European stocks gained for an eighth day as companies from Royal Philips NV to Akzo Nobel AG reported profit that beat estimates and investors speculated the Federal Reserve may maintain stimulus measures into next year.
The Stoxx Europe 600 Index advanced 0.3 percent to 319.51 at 4:35 p.m. in London, the highest level since June 2008. The gauge has risen 2.9 percent this month as U.S. lawmakers agreed to extend the government’s borrowing authority until 2014 and ended the first partial government shutdown in 17 years.
National benchmark indexes climbed in 15 of the 18 western European markets.
FTSE 100 6,630.65 +8.07 +0.12% CAC 40 4,273 -13.03 -0.30% DAX 8,859.2 -5.90 -0.07%
In the U.S., the Fed will maintain its monthly bond-buying program until March after a 16-day government shutdown trimmed fourth-quarter economic growth by 0.3 percentage point and disrupted the flow of data, according to the median forecast of economists in survey conducted Oct. 17-18. Policy makers will taper asset purchases to $70 billion from $85 billion, the poll forecast.
A previous survey had indicated the U.S. central bank would start trimming stimulus measures at last month’s gathering. The policy-setting Federal Open Market Committee’s last two meetings this year are scheduled for Oct. 29-30 and Dec. 17-18.

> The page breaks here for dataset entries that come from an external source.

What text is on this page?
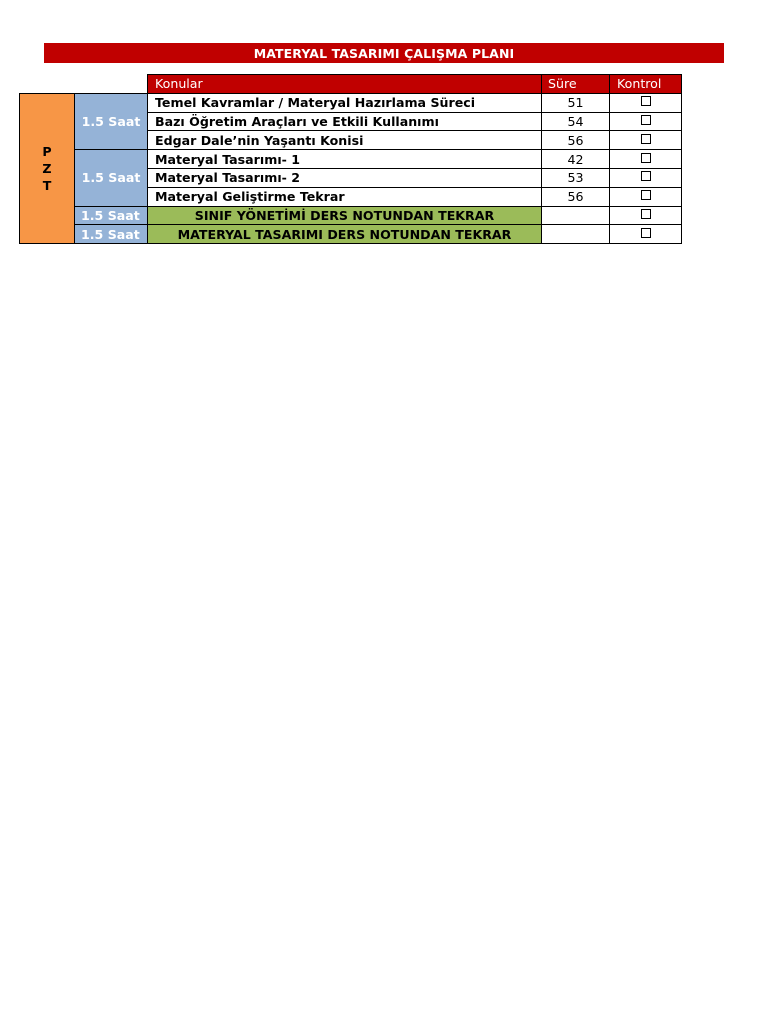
MATERYAL TASARIMI ÇALIŞMA PLANI
		Konular	Süre	Kontrol

P
Z
T	1.5 Saat	Temel Kavramlar / Materyal Hazırlama Süreci	51	
		Bazı Öğretim Araçları ve Etkili Kullanımı	54	
		Edgar Dale’nin Yaşantı Konisi	56	
	1.5 Saat	Materyal Tasarımı- 1	42	
		Materyal Tasarımı- 2	53	
		Materyal Geliştirme Tekrar	56	
	1.5 Saat	SINIF YÖNETİMİ DERS NOTUNDAN TEKRAR		
	1.5 Saat	MATERYAL TASARIMI DERS NOTUNDAN TEKRAR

A release tomorrow may show U.S. payrolls increased by 180,000 in September, after gaining 169,000 a month earlier, economists forecast. The government shutdown delayed the Labor Department data originally due on Oct. 4.
Philips climbed 5.3 percent to 25.73 euros, its highest price since July 2010. The company said third-quarter earnings before interest, taxes, amortization and one-time items rose to 634 million euros, compared with the 567 million-euro average estimate of analysts.
Akzo surged 7 percent to 51.82 euros, its biggest gain since December, after saying earnings before interest, taxes, depreciation and amortization climbed 7 percent to 456 million euros. Analysts on average had estimated 444 million euros.
Actelion jumped 5.7 percent to 68.25 Swiss francs as the U.S. Food and Drug Administration said late Oct. 18 that it approved the use of Opsumit once daily for treating pulmonary arterial hypertension.
SAP added 4.9 percent to 56.15 euros after saying third-quarter operating profit adjusted for some items rose to 1.3 billion euros as revenue from the Hana database product surged 79 percent. The world’s largest maker of business-management software reiterated a July forecast for double-digit percentage growth for software-related services sales this year, excluding currency swings.
Tod’s SpA (TOD) slipped 3 percent to 124.50 euros and Hugo Boss AG fell 2.4 percent to 93.25 euros after Goldman Sachs Group Inc. downgraded both stocks to sell from neutral.